Il y a peu de peuples qui se soient accrus en nombre aussi rapidement que les Français du Canada.

Il est vrai que les statistiques de la population anglo-saxonne du Haut-Canada laissent bien loin derrière elles celles du Bas-Canada. La population Européenne du Haut-Canada, lors de la conquête, ne s’élevait pas à plus de 7 à 8,000 âmes. Voici l’échelle étonnante qu’elle a gravie depuis

1814 95,000
1824 151,097
1829 198,440
1832 261,060
1834 320,693
1836 372,502
1842 486,055
1848 723,292
1852 952,004

Ainsi de 1824 à 1834, dans une période de dix ans, elle avait doublé. De 1842 à 1852, dans une autre période de dix ans, elle a encore doublé !

Voici maintenant la marche qu’a suivie la population du Bas-Canada.
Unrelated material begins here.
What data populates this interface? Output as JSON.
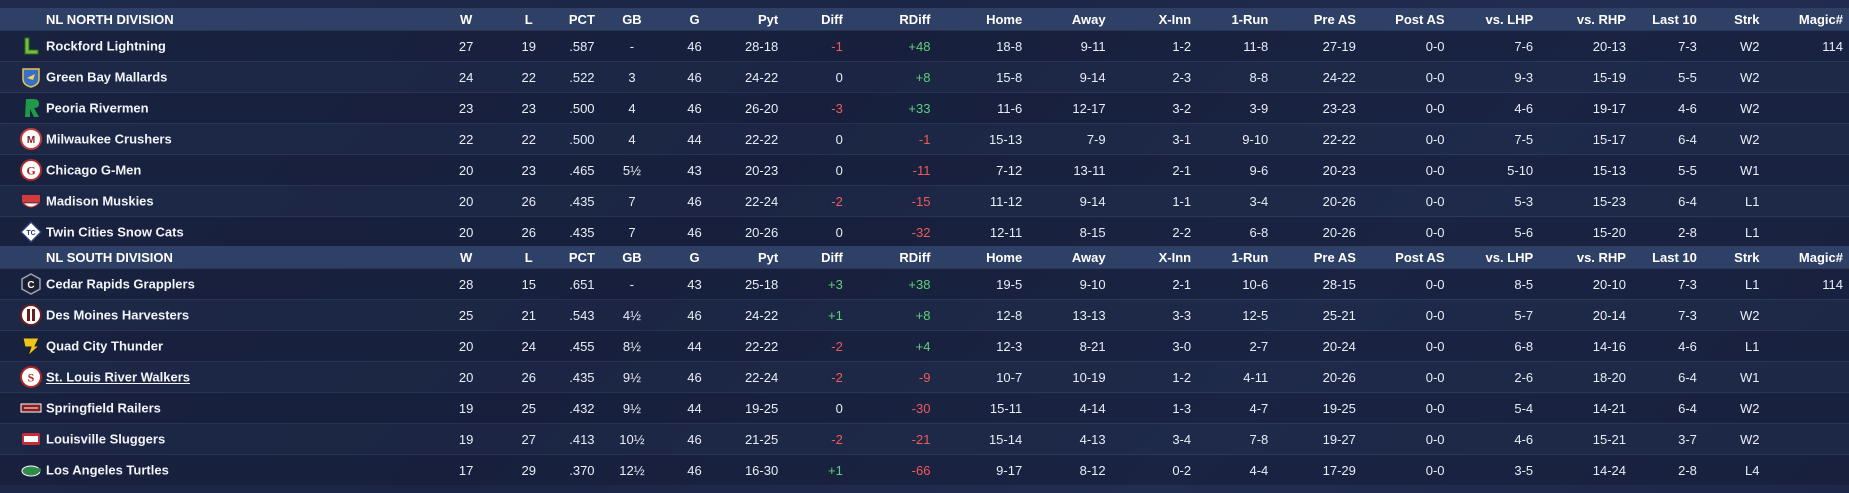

En 1755 la population réunie du Canada, du Cap Breton, et de la Louisiane s’élevait à peine a 80,000 âmes. C’est accorder beaucoup au Canada actuel que de fixer le chiffre qui pouvait se trouver dans ses limites à 60,000. À partir du premier recensement régulier sous le gouvernement anglais en 1825, on trouve,

1825 423,630
1827 471,876
1831 511,920
1844 690,782
1852 390,261

Si l’on considère que cet accroissement est presque entièrement dû à la multiplication par le seul effet des naissances des 60,000 français, on le trouvera certainement bien remarquable. Quelques centaines de familles presque toutes Normandes ou Bretonnes, ont originairement peuplé les vastes territoires qui composaient la Nouvelle-France. À la conquête, un grand nombre de ces familles se sont embarquées pour la France, et depuis ce temps il n’a pas été ajouté dix familles françaises à la colonie. Quelques individus isolés aussitôt repartis qu’arrivés, ont pour bien dire à peine visité la Nouvelle-France passée sous la domination de l’Angleterre. Malgré le nombre considérable de Français et de Belges, qui émigrent en Amérique, il n’y a actuellement en Canada que 1866 natifs de ces deux pays. Loin de gagner par l’immigration, la race française a au contraire constamment perdu par une émigration, qui s’est faite dès l’origine et n’a cessé de se faire, vers les États-Unis, les plaines de l’Ouest et jusqu’à la Louisiane et au Texas. « Il n’est peut-étre-pas un recoin si reculé de l’Amérique que l’on n’y trouve un Canadien, ou un de leurs descendans.»[1] Bien plus, une émigration plus formidable s’est faite depuis quelques années. Des ouvriers par bandes, des familles de cultivateurs par essaims,

  1. Moffras. Voyages sur les côtes du Pacifique — G. Ferry — Scènes de la vie Mexicaine — Revue des deux Mondes. Notices sur les missions du diocèse de Québec publiées à Québec tous les deux ans.